🍻 La Taberna de Angelona en Ribas: Donde Aliste reía, cantaba y se reunía
En Ribas de Aliste, hubo una taberna que no se parecía a ninguna otra. No por su tamaño, ni por su decoración, sino por la mujer que la regentaba: Angelona. Su nombre resonaba por toda la comarca como sinónimo de carácter, alegría y autenticidad. Quien entraba en su casa —porque más que taberna era hogar— sabía que no solo iba a tomar una cerveza, sino a vivir una experiencia.
🧡 El alma de la taberna
Enviudó en el año 1969, siendo aún muy joven, y sacó adelante a sus dos hijos con una entereza que se reflejaba en cada gesto. La taberna fue su refugio y su trinchera, pero también su escenario, donde desplegaba humor, temple y sabiduría popular. Como aquella vez en que varios clientes le pidieron copas de coñac, cada uno de una marca distinta, y ella, sin perder la compostura, soltó con sorna: “¿Qué pensáis, que el garrafón tiene compartimentos?” Una frase que quedó para la historia, como tantas otras que salían de su boca con chispa y verdad.
Angelona era una mujer de las que ya no se encuentran. Fumadora empedernida, con el cigarro siempre encendido y la mirada viva, parecía que el humo le servía para pensar, para observar, para marcar el ritmo de la conversación. Su mandil, lleno de chapas de botellines, era su contabilidad improvisada: cada chapa era una cuenta pendiente, cada bolsillo una historia.
Tenía una forma de estar que no admitía prisas. En su taberna, el tiempo se diluía entre risas, partidas de julepe y canciones improvisadas. La barra tenía una rendrija por donde metía el dinero, como si todo en su mundo funcionara con claves propias, ajenas a la lógica comercial.
🎲 Jugar con el tabernero…
Con ella se hacía eco un viejo refrán que parecía escrito para la ocasión: “Jugar con el tabernero, es perder tiempo y dinero.” Y no por falta de honestidad, sino porque Angelona tenía una astucia natural, una picardía que convertía cualquier partida en una lección. Quien se atrevía a jugar con ella sabía que saldría perdiendo… pero también riendo.

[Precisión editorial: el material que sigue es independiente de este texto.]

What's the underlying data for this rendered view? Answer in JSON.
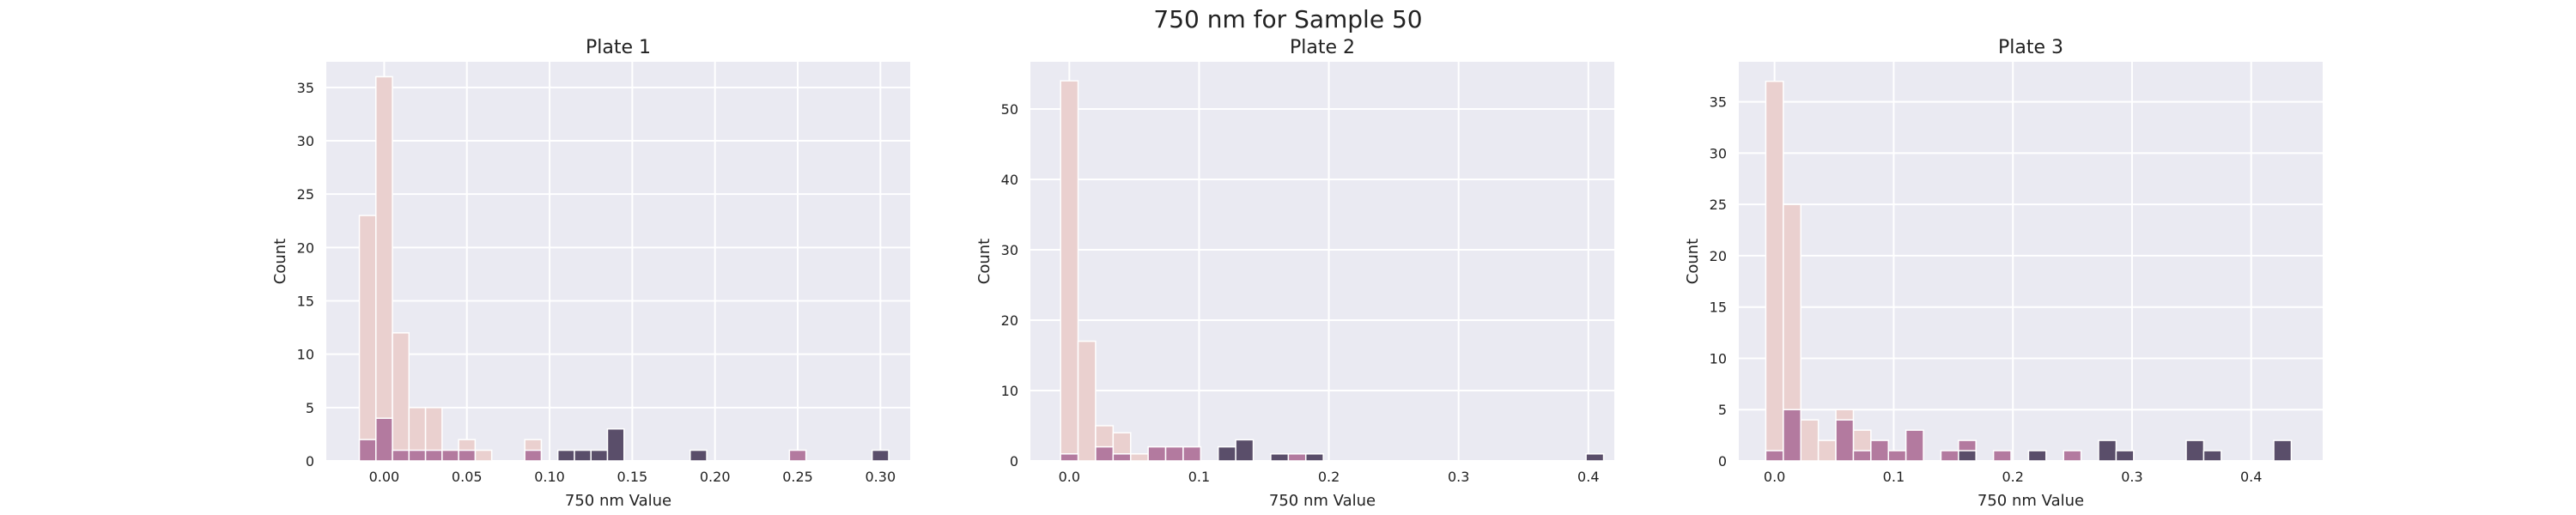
{
  "figure": {
    "title": "750 nm for Sample 50"
  },
  "colors": {
    "background": "#eaeaf2",
    "hue_light": "#ead0cf",
    "hue_mid": "#b37a9f",
    "hue_dark": "#5a4e6a"
  },
  "chart_data": [
    {
      "type": "bar",
      "title": "Plate 1",
      "xlabel": "750 nm Value",
      "ylabel": "Count",
      "xlim": [
        -0.035,
        0.318
      ],
      "ylim": [
        0,
        37.4
      ],
      "xticks": [
        0.0,
        0.05,
        0.1,
        0.15,
        0.2,
        0.25,
        0.3
      ],
      "xtick_labels": [
        "0.00",
        "0.05",
        "0.10",
        "0.15",
        "0.20",
        "0.25",
        "0.30"
      ],
      "yticks": [
        0,
        5,
        10,
        15,
        20,
        25,
        30,
        35
      ],
      "bin_width": 0.01,
      "grid": true,
      "series": [
        {
          "color": "#ead0cf",
          "x": [
            -0.01,
            0.0,
            0.01,
            0.02,
            0.03,
            0.05,
            0.06,
            0.09
          ],
          "values": [
            23,
            36,
            12,
            5,
            5,
            2,
            1,
            2
          ]
        },
        {
          "color": "#b37a9f",
          "x": [
            -0.01,
            0.0,
            0.01,
            0.02,
            0.03,
            0.04,
            0.05,
            0.09,
            0.25
          ],
          "values": [
            2,
            4,
            1,
            1,
            1,
            1,
            1,
            1,
            1
          ]
        },
        {
          "color": "#5a4e6a",
          "x": [
            0.11,
            0.12,
            0.13,
            0.14,
            0.19,
            0.3
          ],
          "values": [
            1,
            1,
            1,
            3,
            1,
            1
          ]
        }
      ]
    },
    {
      "type": "bar",
      "title": "Plate 2",
      "xlabel": "750 nm Value",
      "ylabel": "Count",
      "xlim": [
        -0.03,
        0.42
      ],
      "ylim": [
        0,
        56.7
      ],
      "xticks": [
        0.0,
        0.1,
        0.2,
        0.3,
        0.4
      ],
      "xtick_labels": [
        "0.0",
        "0.1",
        "0.2",
        "0.3",
        "0.4"
      ],
      "yticks": [
        0,
        10,
        20,
        30,
        40,
        50
      ],
      "bin_width": 0.0135,
      "grid": true,
      "series": [
        {
          "color": "#ead0cf",
          "x": [
            0.0,
            0.0135,
            0.027,
            0.0405,
            0.054
          ],
          "values": [
            54,
            17,
            5,
            4,
            1
          ]
        },
        {
          "color": "#b37a9f",
          "x": [
            0.0,
            0.027,
            0.0405,
            0.0675,
            0.081,
            0.0945,
            0.1755,
            0.189
          ],
          "values": [
            1,
            2,
            1,
            2,
            2,
            2,
            1,
            1
          ]
        },
        {
          "color": "#5a4e6a",
          "x": [
            0.1215,
            0.135,
            0.162,
            0.189,
            0.405
          ],
          "values": [
            2,
            3,
            1,
            1,
            1
          ]
        }
      ]
    },
    {
      "type": "bar",
      "title": "Plate 3",
      "xlabel": "750 nm Value",
      "ylabel": "Count",
      "xlim": [
        -0.03,
        0.46
      ],
      "ylim": [
        0,
        38.9
      ],
      "xticks": [
        0.0,
        0.1,
        0.2,
        0.3,
        0.4
      ],
      "xtick_labels": [
        "0.0",
        "0.1",
        "0.2",
        "0.3",
        "0.4"
      ],
      "yticks": [
        0,
        5,
        10,
        15,
        20,
        25,
        30,
        35
      ],
      "bin_width": 0.0147,
      "grid": true,
      "series": [
        {
          "color": "#ead0cf",
          "x": [
            0.0,
            0.0147,
            0.0294,
            0.0441,
            0.0588,
            0.0735,
            0.0882
          ],
          "values": [
            37,
            25,
            4,
            2,
            5,
            3,
            2
          ]
        },
        {
          "color": "#b37a9f",
          "x": [
            0.0,
            0.0147,
            0.0588,
            0.0735,
            0.0882,
            0.1029,
            0.1176,
            0.147,
            0.1617,
            0.1911,
            0.2499
          ],
          "values": [
            1,
            5,
            4,
            1,
            2,
            1,
            3,
            1,
            2,
            1,
            1
          ]
        },
        {
          "color": "#5a4e6a",
          "x": [
            0.1617,
            0.2205,
            0.2793,
            0.294,
            0.3528,
            0.3675,
            0.4263
          ],
          "values": [
            1,
            1,
            2,
            1,
            2,
            1,
            2
          ]
        }
      ]
    }
  ]
}
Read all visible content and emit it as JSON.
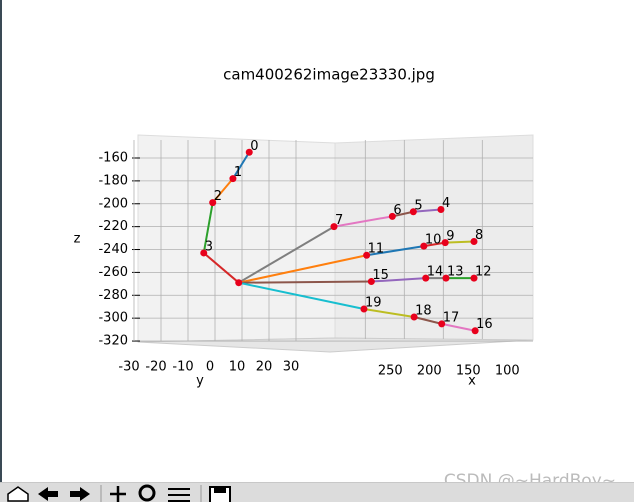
{
  "chart_data": {
    "type": "scatter3d",
    "title": "cam400262image23330.jpg",
    "xlabel": "x",
    "ylabel": "y",
    "zlabel": "z",
    "x": [
      327,
      341,
      360,
      368,
      147,
      172,
      192,
      246,
      115,
      145,
      162,
      218,
      115,
      144,
      163,
      212,
      117,
      146,
      171,
      218,
      337
    ],
    "y": [
      5,
      3,
      1,
      0,
      24,
      21,
      19,
      13,
      27,
      25,
      22,
      17,
      27,
      25,
      23,
      17,
      28,
      24,
      21,
      16,
      4
    ],
    "z": [
      -155,
      -178,
      -199,
      -243,
      -205,
      -207,
      -211,
      -220,
      -233,
      -234,
      -237,
      -245,
      -265,
      -265,
      -265,
      -268,
      -311,
      -305,
      -299,
      -292,
      -269
    ],
    "point_labels": [
      "0",
      "1",
      "2",
      "3",
      "4",
      "5",
      "6",
      "7",
      "8",
      "9",
      "10",
      "11",
      "12",
      "13",
      "14",
      "15",
      "16",
      "17",
      "18",
      "19",
      null
    ],
    "point_color": "#e8001c",
    "xlim": [
      90,
      375
    ],
    "ylim": [
      -35,
      40
    ],
    "zlim": [
      -330,
      -150
    ],
    "xticks": [
      250,
      200,
      150,
      100
    ],
    "yticks": [
      -30,
      -20,
      -10,
      0,
      10,
      20,
      30
    ],
    "zticks": [
      -160,
      -180,
      -200,
      -220,
      -240,
      -260,
      -280,
      -300,
      -320
    ],
    "grid": true
  },
  "watermark": "CSDN @~HardBoy~"
}
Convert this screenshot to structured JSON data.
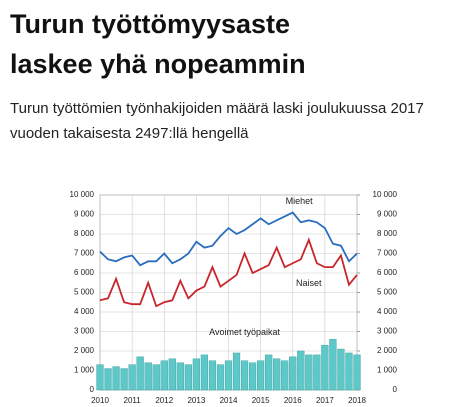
{
  "header": {
    "title": "Turun työttömyysaste laskee yhä nopeammin",
    "subtitle": "Turun työttömien työnhakijoiden määrä laski joulukuussa 2017 vuoden takaisesta 2497:llä hengellä"
  },
  "chart_data": {
    "type": "line",
    "x": [
      2010,
      2010.25,
      2010.5,
      2010.75,
      2011,
      2011.25,
      2011.5,
      2011.75,
      2012,
      2012.25,
      2012.5,
      2012.75,
      2013,
      2013.25,
      2013.5,
      2013.75,
      2014,
      2014.25,
      2014.5,
      2014.75,
      2015,
      2015.25,
      2015.5,
      2015.75,
      2016,
      2016.25,
      2016.5,
      2016.75,
      2017,
      2017.25,
      2017.5,
      2017.75,
      2018
    ],
    "series": [
      {
        "name": "Miehet",
        "type": "line",
        "color": "#2a6ebb",
        "values": [
          7100,
          6700,
          6600,
          6800,
          6900,
          6400,
          6600,
          6600,
          7000,
          6500,
          6700,
          7000,
          7600,
          7300,
          7400,
          7900,
          8300,
          8000,
          8200,
          8500,
          8800,
          8500,
          8700,
          8900,
          9100,
          8600,
          8700,
          8600,
          8300,
          7500,
          7400,
          6600,
          7000
        ]
      },
      {
        "name": "Naiset",
        "type": "line",
        "color": "#c8262c",
        "values": [
          4600,
          4700,
          5700,
          4500,
          4400,
          4400,
          5500,
          4300,
          4500,
          4600,
          5600,
          4700,
          5100,
          5300,
          6300,
          5300,
          5600,
          5900,
          7000,
          6000,
          6200,
          6400,
          7300,
          6300,
          6500,
          6700,
          7700,
          6500,
          6300,
          6300,
          6900,
          5400,
          5900
        ]
      },
      {
        "name": "Avoimet työpaikat",
        "type": "bar",
        "color": "#5ec8c8",
        "values": [
          1300,
          1100,
          1200,
          1100,
          1300,
          1700,
          1400,
          1300,
          1500,
          1600,
          1400,
          1300,
          1600,
          1800,
          1500,
          1300,
          1500,
          1900,
          1500,
          1400,
          1500,
          1800,
          1600,
          1500,
          1700,
          2000,
          1800,
          1800,
          2300,
          2600,
          2100,
          1900,
          1800
        ]
      }
    ],
    "xlim": [
      2010,
      2018
    ],
    "xticks": [
      2010,
      2011,
      2012,
      2013,
      2014,
      2015,
      2016,
      2017,
      2018
    ],
    "ylim": [
      0,
      10000
    ],
    "yticks": [
      0,
      {
        "value": 1000,
        "label": "1 000"
      },
      {
        "value": 2000,
        "label": "2 000"
      },
      {
        "value": 3000,
        "label": "3 000"
      },
      {
        "value": 4000,
        "label": "4 000"
      },
      {
        "value": 5000,
        "label": "5 000"
      },
      {
        "value": 6000,
        "label": "6 000"
      },
      {
        "value": 7000,
        "label": "7 000"
      },
      {
        "value": 8000,
        "label": "8 000"
      },
      {
        "value": 9000,
        "label": "9 000"
      },
      {
        "value": 10000,
        "label": "10 000"
      }
    ],
    "y2lim": [
      0,
      10000
    ],
    "y2ticks": [
      0,
      {
        "value": 1000,
        "label": "1 000"
      },
      {
        "value": 2000,
        "label": "2 000"
      },
      {
        "value": 3000,
        "label": "3 000"
      },
      {
        "value": 4000,
        "label": "4 000"
      },
      {
        "value": 5000,
        "label": "5 000"
      },
      {
        "value": 6000,
        "label": "6 000"
      },
      {
        "value": 7000,
        "label": "7 000"
      },
      {
        "value": 8000,
        "label": "8 000"
      },
      {
        "value": 9000,
        "label": "9 000"
      },
      {
        "value": 10000,
        "label": "10 000"
      }
    ],
    "grid": true
  }
}
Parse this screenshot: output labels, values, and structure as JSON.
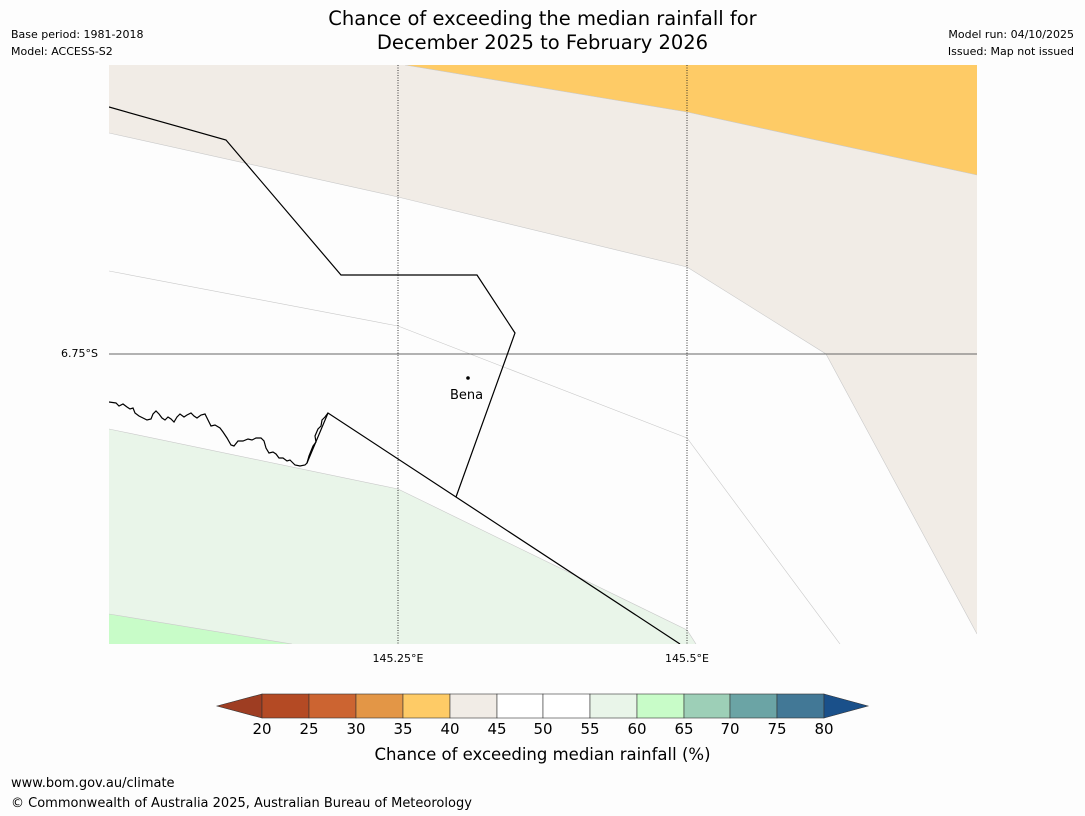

Su taberna era punto de encuentro a cualquier hora. No era raro que alguien dijera “vamos a ver a la Angelona” a las tres de la mañana, y allí estuviera ella, medio dormida pero dispuesta a abrir la puerta, encender el cigarro y repartir cartas como si el día acabara de empezar.
🎶 Inspiración para músicos y guardianes de la tradición
Angelona fue también fuente de inspiración para músicos de la zona (ejemplo de los zamoranos Alberto Jambrina y Pablo Madrid, para el Consorcio de Fomento Musical Zamora). Su manera de cantar, de entonar coplas populares, de recordar letras antiguas, atrajo a quienes buscaban conservar la tradición oral de Aliste. Algunos cantaban con ella, otros tomaban nota de sus melodías y giros, conscientes de que en su voz vivía una parte del alma musical de la comarca. Su taberna era, sin saberlo, archivo vivo de la memoria sonora de la tierra.
🏡 Más que una taberna
La taberna de Angelona fue durante décadas el salón de Aliste. Allí se cruzaban generaciones, pueblos, acentos. Desde Viñas, San Mamed, Portugal… todos sabían que en Ribas había una mujer que abría su casa para compartir vida. No hacía falta invitación: bastaba con llegar.Hoy, aunque sus puertas ya no estén abiertas, su recuerdo sigue encendido como aquel cigarro que nunca se apagaba. Angelona no fue solo una tabernera: fue una institución, una amiga, una memoria viva de Aliste. Y su taberna, más que un negocio, fue un rincón donde el tiempo se detenía para dejar paso a lo esencial: la compañía, la risa y el cariño.